Sunday, November 02, 2008

A recent conversation

At the end of my holiday last month, boyfriend P stayed with me in London for a few days for the first time :-). Furthermore, while he was here, he met one of my oldest friends. Although I've met loads of his friends now, prior to that meeting he hadn't met any of mine, so even though there's a long way to go in that respect at least it was a start.

"Actually GB," says boyfriend P to me on the morning of his flight out of the UK while we're having breakfast together, "I didn't expect to like it here. I thought there'd be loads of stuff relating to ex-boyfriend S, but there isn't much."

"So might you ever come and live here with me?" I ask.

"I can imagine that, possibly, at some point," he says smiling at me, "maybe I'll come and stay for a couple of weeks, sometime next year :-)."

"Great :-)."

I think about it for a short while, and then decide to ask him a question.

"Do you think we make some kind of commitment to each other?" I offer.

"Can we? How would that work?"

"I'm not sure," I say truthfully, "but maybe we can think of something?"

"Hmmm," replies boyfriend P after a pause, "I think we should remain independent for now."

"So it's OK is it if I find another boyfriend, a guy like M for example, and we wander off into the sunset together to live happily ever after?"

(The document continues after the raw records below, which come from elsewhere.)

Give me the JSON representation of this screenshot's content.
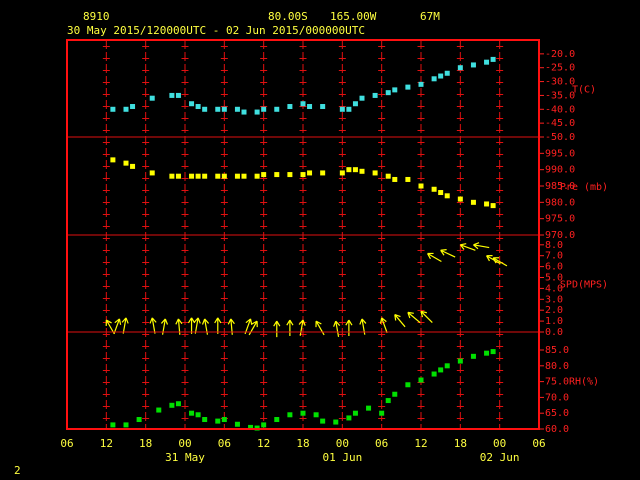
{
  "header": {
    "station": "8910",
    "lat": "80.00S",
    "lon": "165.00W",
    "elev": "67M",
    "period": "30 May 2015/120000UTC - 02 Jun 2015/000000UTC",
    "page": "2"
  },
  "chart_data": [
    {
      "type": "scatter",
      "ylabel": "T(C)",
      "color": "#40e0e0",
      "x": [
        7,
        9,
        10,
        13,
        16,
        17,
        19,
        20,
        21,
        23,
        24,
        26,
        27,
        29,
        30,
        32,
        34,
        36,
        37,
        39,
        42,
        43,
        44,
        45,
        47,
        49,
        50,
        52,
        54,
        56,
        57,
        58,
        60,
        62,
        64,
        65
      ],
      "values": [
        -40,
        -40,
        -39,
        -36,
        -35,
        -35,
        -38,
        -39,
        -40,
        -40,
        -40,
        -40,
        -41,
        -41,
        -40,
        -40,
        -39,
        -38,
        -39,
        -39,
        -40,
        -40,
        -38,
        -36,
        -35,
        -34,
        -33,
        -32,
        -31,
        -29,
        -28,
        -27,
        -25,
        -24,
        -23,
        -22
      ],
      "xlim": [
        0,
        72
      ],
      "ylim": [
        -50,
        -15
      ],
      "yticks": [
        {
          "value": -20,
          "label": "-20.0"
        },
        {
          "value": -25,
          "label": "-25.0"
        },
        {
          "value": -30,
          "label": "-30.0"
        },
        {
          "value": -35,
          "label": "-35.0"
        },
        {
          "value": -40,
          "label": "-40.0"
        },
        {
          "value": -45,
          "label": "-45.0"
        },
        {
          "value": -50,
          "label": "-50.0"
        }
      ]
    },
    {
      "type": "scatter",
      "ylabel": "Pre (mb)",
      "color": "#ffff00",
      "x": [
        7,
        9,
        10,
        13,
        16,
        17,
        19,
        20,
        21,
        23,
        24,
        26,
        27,
        29,
        30,
        32,
        34,
        36,
        37,
        39,
        42,
        43,
        44,
        45,
        47,
        49,
        50,
        52,
        54,
        56,
        57,
        58,
        60,
        62,
        64,
        65
      ],
      "values": [
        993,
        992,
        991,
        989,
        988,
        988,
        988,
        988,
        988,
        988,
        988,
        988,
        988,
        988,
        988.5,
        988.5,
        988.5,
        988.5,
        989,
        989,
        989,
        990,
        990,
        989.5,
        989,
        988,
        987,
        987,
        985,
        984,
        983,
        982,
        981,
        980,
        979.5,
        979
      ],
      "xlim": [
        0,
        72
      ],
      "ylim": [
        970,
        1000
      ],
      "yticks": [
        {
          "value": 995,
          "label": "995.0"
        },
        {
          "value": 990,
          "label": "990.0"
        },
        {
          "value": 985,
          "label": "985.0"
        },
        {
          "value": 980,
          "label": "980.0"
        },
        {
          "value": 975,
          "label": "975.0"
        },
        {
          "value": 970,
          "label": "970.0"
        }
      ]
    },
    {
      "type": "wind",
      "ylabel": "SPD(MPS)",
      "color": "#ffff00",
      "x": [
        6,
        8,
        9,
        13,
        15,
        17,
        19,
        20,
        21,
        23,
        25,
        28,
        29,
        32,
        34,
        36,
        38,
        41,
        43,
        45,
        48,
        50,
        52,
        54,
        55,
        57,
        60,
        62,
        64,
        65
      ],
      "values": [
        1.1,
        1.2,
        1.3,
        1.3,
        1.2,
        1.2,
        1.3,
        1.3,
        1.2,
        1.3,
        1.2,
        1.2,
        1.0,
        1.0,
        1.1,
        1.1,
        1.0,
        1.0,
        1.1,
        1.2,
        1.3,
        1.6,
        1.8,
        1.9,
        7.2,
        7.5,
        8.0,
        8.0,
        7.0,
        6.8
      ],
      "directions": [
        120,
        70,
        80,
        100,
        80,
        95,
        90,
        80,
        100,
        90,
        95,
        70,
        60,
        90,
        90,
        80,
        120,
        100,
        90,
        100,
        110,
        130,
        140,
        135,
        150,
        155,
        160,
        170,
        150,
        150
      ],
      "xlim": [
        0,
        72
      ],
      "ylim": [
        0,
        8.9
      ],
      "yticks": [
        {
          "value": 8,
          "label": "8.0"
        },
        {
          "value": 7,
          "label": "7.0"
        },
        {
          "value": 6,
          "label": "6.0"
        },
        {
          "value": 5,
          "label": "5.0"
        },
        {
          "value": 4,
          "label": "4.0"
        },
        {
          "value": 3,
          "label": "3.0"
        },
        {
          "value": 2,
          "label": "2.0"
        },
        {
          "value": 1,
          "label": "1.0"
        },
        {
          "value": 0,
          "label": "0.0"
        }
      ]
    },
    {
      "type": "scatter",
      "ylabel": "RH(%)",
      "color": "#00e000",
      "x": [
        7,
        9,
        11,
        14,
        16,
        17,
        19,
        20,
        21,
        23,
        24,
        26,
        28,
        29,
        30,
        32,
        34,
        36,
        38,
        39,
        41,
        43,
        44,
        46,
        48,
        49,
        50,
        52,
        54,
        56,
        57,
        58,
        60,
        62,
        64,
        65
      ],
      "values": [
        61.3,
        61.3,
        63,
        66,
        67.5,
        68,
        65,
        64.5,
        63,
        62.5,
        63,
        61.5,
        60.5,
        60.3,
        61.3,
        63,
        64.5,
        65,
        64.5,
        62.5,
        62.2,
        63.5,
        65,
        66.6,
        65,
        69,
        71,
        74,
        75.5,
        77.4,
        78.7,
        80,
        81.5,
        83,
        84,
        84.5
      ],
      "xlim": [
        0,
        72
      ],
      "ylim": [
        60,
        90.7
      ],
      "yticks": [
        {
          "value": 85,
          "label": "85.0"
        },
        {
          "value": 80,
          "label": "80.0"
        },
        {
          "value": 75,
          "label": "75.0"
        },
        {
          "value": 70,
          "label": "70.0"
        },
        {
          "value": 65,
          "label": "65.0"
        },
        {
          "value": 60,
          "label": "60.0"
        }
      ],
      "xticks": [
        {
          "value": 0,
          "label": "06"
        },
        {
          "value": 6,
          "label": "12"
        },
        {
          "value": 12,
          "label": "18"
        },
        {
          "value": 18,
          "label": "00"
        },
        {
          "value": 24,
          "label": "06"
        },
        {
          "value": 30,
          "label": "12"
        },
        {
          "value": 36,
          "label": "18"
        },
        {
          "value": 42,
          "label": "00"
        },
        {
          "value": 48,
          "label": "06"
        },
        {
          "value": 54,
          "label": "12"
        },
        {
          "value": 60,
          "label": "18"
        },
        {
          "value": 66,
          "label": "00"
        },
        {
          "value": 72,
          "label": "06"
        }
      ],
      "xdates": [
        {
          "value": 18,
          "label": "31 May"
        },
        {
          "value": 42,
          "label": "01 Jun"
        },
        {
          "value": 66,
          "label": "02 Jun"
        }
      ]
    }
  ]
}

"I guess," says boyfriend P smiling at me, although looking just slightly unsure.

Within an hour the taxi arrives and we're hugging each other goodbye.

"Actually I'm quite sad to be leaving," he says with the taxi waiting, and with my front door open ready for him to leave, "thanks for everything :-)."

I hug him again and wave to him as he walks towards the cab, and within a minute he's on his way.

It still seems amazing that we've build up our relationship over the years without ever having lived in the same country. But at this stage in our relationship I find boyfriend P's desire for complete independence mildly disconcerting. We've got lots of good history and shared experiences now, we're happy to introduce each other to our friends and family, so we've become big parts of each other's lives. If the relationship means anything, complete independence is surely an illusion? It makes me think that perhaps he wants another try at finding a boyfriend in the city where he lives. Which leaves me with the thought that maybe he thinks I'd be an adequate boyfriend for him, but not a good one. Even though myself and boyfriend P have just had another great holiday together, it seems that once again I still need to hunt for alternatives.